Foundations of Data Science
Weekly outline
-
Summary
We discuss a set of topics that are important for the understanding of modern data science but that are typically not taught in an introductory ML course. In particular we discuss fundamental ideas and techniques that come from probability, information theory as well as signal processing.
Content
This class presents basic concepts of Information Theory and Signal Processing and their relevance to emerging problems in Data Science and Machine Learning.
A tentative list of topics covered is:
- Information Measures
- Multi-arm Bandits
- Detection and Estimation
- Distribution Estimation, Property Testing, and Property Estimation
- Exponential Families
- Signal Representations
- Compression and Dimensionality Reduction
- Information Measures and Generalization Error
Materials
- Lecture Notes (Version Sept 5). Note: Check for updates on a semi-regular basis.
Additional Material:- T. M. Cover and J. A. Thomas, Elements of Information Theory (Click to get access to the full PDF via the EPFL library). New York: Wiley. Second Edition, 2006.
- T. Lattimore and C. Szepesvari, Bandit Algorithms
Schedule
Classes:
- Tuesday 11:15-13:00 (CE 1 104)
- Thursday 17:15-19:00 (INF 1)
- Tuesday 13:15-15:00 (CE 1 104)
ED Discussion Forum
- We will use the ED Discussion Forum for this class. Everyone is strongly encouraged to make the most of this!
- Ask questions!
- Answer questions!
- The class staff will check the forum on Monday afternoon and on Thursday afternoon.
SWITCHtube Channel
We will not make new video recordings this year. You can access the videos from a couple of years ago. The content is largely the same, but the order of the topics is slightly different.
Grading
- If you do not hand in your final exam your overall grade will be NA.

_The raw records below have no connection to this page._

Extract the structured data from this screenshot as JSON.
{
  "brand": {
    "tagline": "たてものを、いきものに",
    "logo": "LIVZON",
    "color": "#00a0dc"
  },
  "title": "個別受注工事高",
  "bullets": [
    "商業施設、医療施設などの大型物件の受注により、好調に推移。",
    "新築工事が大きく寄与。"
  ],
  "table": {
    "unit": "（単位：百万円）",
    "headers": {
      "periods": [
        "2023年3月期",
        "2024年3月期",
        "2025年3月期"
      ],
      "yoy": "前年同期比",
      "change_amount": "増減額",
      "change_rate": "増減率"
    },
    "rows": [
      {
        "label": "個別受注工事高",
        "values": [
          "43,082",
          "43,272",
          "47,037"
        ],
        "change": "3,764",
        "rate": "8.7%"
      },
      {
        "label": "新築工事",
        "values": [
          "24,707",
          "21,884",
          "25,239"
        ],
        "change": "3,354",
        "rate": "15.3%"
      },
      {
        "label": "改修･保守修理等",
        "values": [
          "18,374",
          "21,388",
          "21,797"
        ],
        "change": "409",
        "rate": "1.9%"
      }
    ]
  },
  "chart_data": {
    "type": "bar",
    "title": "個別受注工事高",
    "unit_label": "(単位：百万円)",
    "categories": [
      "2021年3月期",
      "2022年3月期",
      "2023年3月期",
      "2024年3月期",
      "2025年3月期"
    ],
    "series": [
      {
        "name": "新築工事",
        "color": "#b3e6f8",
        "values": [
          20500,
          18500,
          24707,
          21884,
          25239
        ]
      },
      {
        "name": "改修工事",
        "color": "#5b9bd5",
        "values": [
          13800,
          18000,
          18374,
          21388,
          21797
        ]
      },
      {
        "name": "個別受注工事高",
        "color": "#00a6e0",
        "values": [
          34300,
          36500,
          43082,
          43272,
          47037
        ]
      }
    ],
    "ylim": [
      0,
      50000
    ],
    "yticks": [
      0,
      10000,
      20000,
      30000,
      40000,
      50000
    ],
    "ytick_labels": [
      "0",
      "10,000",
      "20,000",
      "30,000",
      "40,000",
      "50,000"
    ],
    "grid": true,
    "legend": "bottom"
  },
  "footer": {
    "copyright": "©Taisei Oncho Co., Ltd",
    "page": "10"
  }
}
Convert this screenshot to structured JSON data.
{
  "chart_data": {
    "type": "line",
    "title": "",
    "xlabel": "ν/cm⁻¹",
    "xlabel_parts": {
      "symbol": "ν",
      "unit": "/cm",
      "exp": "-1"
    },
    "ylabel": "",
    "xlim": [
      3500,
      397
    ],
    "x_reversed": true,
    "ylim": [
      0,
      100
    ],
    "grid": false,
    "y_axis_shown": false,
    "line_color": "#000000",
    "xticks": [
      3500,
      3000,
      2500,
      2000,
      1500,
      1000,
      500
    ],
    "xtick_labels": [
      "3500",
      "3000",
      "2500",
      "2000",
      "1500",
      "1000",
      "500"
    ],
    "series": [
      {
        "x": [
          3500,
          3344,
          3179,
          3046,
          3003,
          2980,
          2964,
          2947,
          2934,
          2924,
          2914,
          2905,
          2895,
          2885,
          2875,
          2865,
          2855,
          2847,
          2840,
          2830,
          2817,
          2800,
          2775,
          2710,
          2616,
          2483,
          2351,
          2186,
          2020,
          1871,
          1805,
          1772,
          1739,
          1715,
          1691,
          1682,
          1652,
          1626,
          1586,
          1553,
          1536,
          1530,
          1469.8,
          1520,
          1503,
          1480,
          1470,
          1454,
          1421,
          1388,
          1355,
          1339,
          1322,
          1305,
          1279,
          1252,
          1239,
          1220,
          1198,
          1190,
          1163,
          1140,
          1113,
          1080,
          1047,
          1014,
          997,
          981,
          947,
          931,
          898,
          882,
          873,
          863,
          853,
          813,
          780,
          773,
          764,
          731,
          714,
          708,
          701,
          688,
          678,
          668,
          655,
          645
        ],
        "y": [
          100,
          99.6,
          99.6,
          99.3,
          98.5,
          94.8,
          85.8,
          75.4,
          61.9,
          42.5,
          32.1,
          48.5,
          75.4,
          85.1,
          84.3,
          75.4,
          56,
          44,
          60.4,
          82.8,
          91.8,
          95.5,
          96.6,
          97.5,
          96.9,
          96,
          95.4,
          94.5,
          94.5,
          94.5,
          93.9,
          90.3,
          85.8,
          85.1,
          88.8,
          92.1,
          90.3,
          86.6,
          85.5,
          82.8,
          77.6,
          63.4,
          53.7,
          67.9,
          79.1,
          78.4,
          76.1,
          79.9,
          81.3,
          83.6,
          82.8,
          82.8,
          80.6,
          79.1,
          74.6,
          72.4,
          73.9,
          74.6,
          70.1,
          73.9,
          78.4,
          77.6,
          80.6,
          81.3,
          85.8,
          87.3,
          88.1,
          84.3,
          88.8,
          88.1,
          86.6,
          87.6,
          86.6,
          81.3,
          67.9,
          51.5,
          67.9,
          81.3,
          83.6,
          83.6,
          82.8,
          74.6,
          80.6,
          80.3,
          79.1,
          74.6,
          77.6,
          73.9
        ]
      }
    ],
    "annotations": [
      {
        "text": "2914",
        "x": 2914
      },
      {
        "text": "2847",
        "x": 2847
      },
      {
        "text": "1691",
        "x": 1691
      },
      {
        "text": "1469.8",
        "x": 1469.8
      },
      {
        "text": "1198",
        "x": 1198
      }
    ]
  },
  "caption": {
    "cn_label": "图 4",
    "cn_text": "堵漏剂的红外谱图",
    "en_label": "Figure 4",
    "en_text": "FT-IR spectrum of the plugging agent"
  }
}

- Otherwise, your grade will be determined based on the following weighted average: 10% for the Homework (specifically, 9% for the graded Homework sets and 1% for your activity on the ED forum), 30% for the Midterm Exam, 60% for the Final Exam.
- The Midterm Exam will take place on Thursday, November 14, 2024, 17:15-19:00
The Final Exam will take place on at some point between January 13, 2025 and February 1, 2025.
-
Sept 10: Introduction and Probability Review
Sept 12: Information Measures -
Sept 17: Information Measures
Sept 19: Information Measures -
Sept 24 : Information Measures
Sept 26 : Multi-Arm Bandits -
Oct 1 : Multi-Arm Bandits
Oct 3 : Multi-Arm Bandits -
Oct 8 : Multi-Arm Bandits
Oct 10 : Detection & Estimation -
Oct 15: Detection and Estimation
Oct 17: Parameter estimation, Fisher Information, Cramer-Rao Lower Bound -
Fall Break - no class, no exercise session
-
Oct 29: Distribution Estimation
Oct 31: Distribution Estimation -
Nov 5: Distribution Estimation
Nov 7: Property Testing -
Nov 12 : Exponential Families
Nov 14 : Midterm Exam -
Nov 19: Exponential Families
Nov 21: Exponential Families -
Nov 26 Signal Representations: Linear Algebra Review++ (chapter 3)
Nov 28 Signal Representations: Fourier & Hilbert -
Dec 3: Signal Representations: Time-Frequency perspective
Dec 5: Compression: Dimensionality Reduction (PCA and Random Projections) -
December 10: Compression: Dimensionality Reduction (Random Projections), then classic data compression
December 12: Compression: Classic data compression -
December 17: Information-theoretic perspective on Generalizaton of Learning Algorithms
December 19: Overview of the class, followed by Outlook.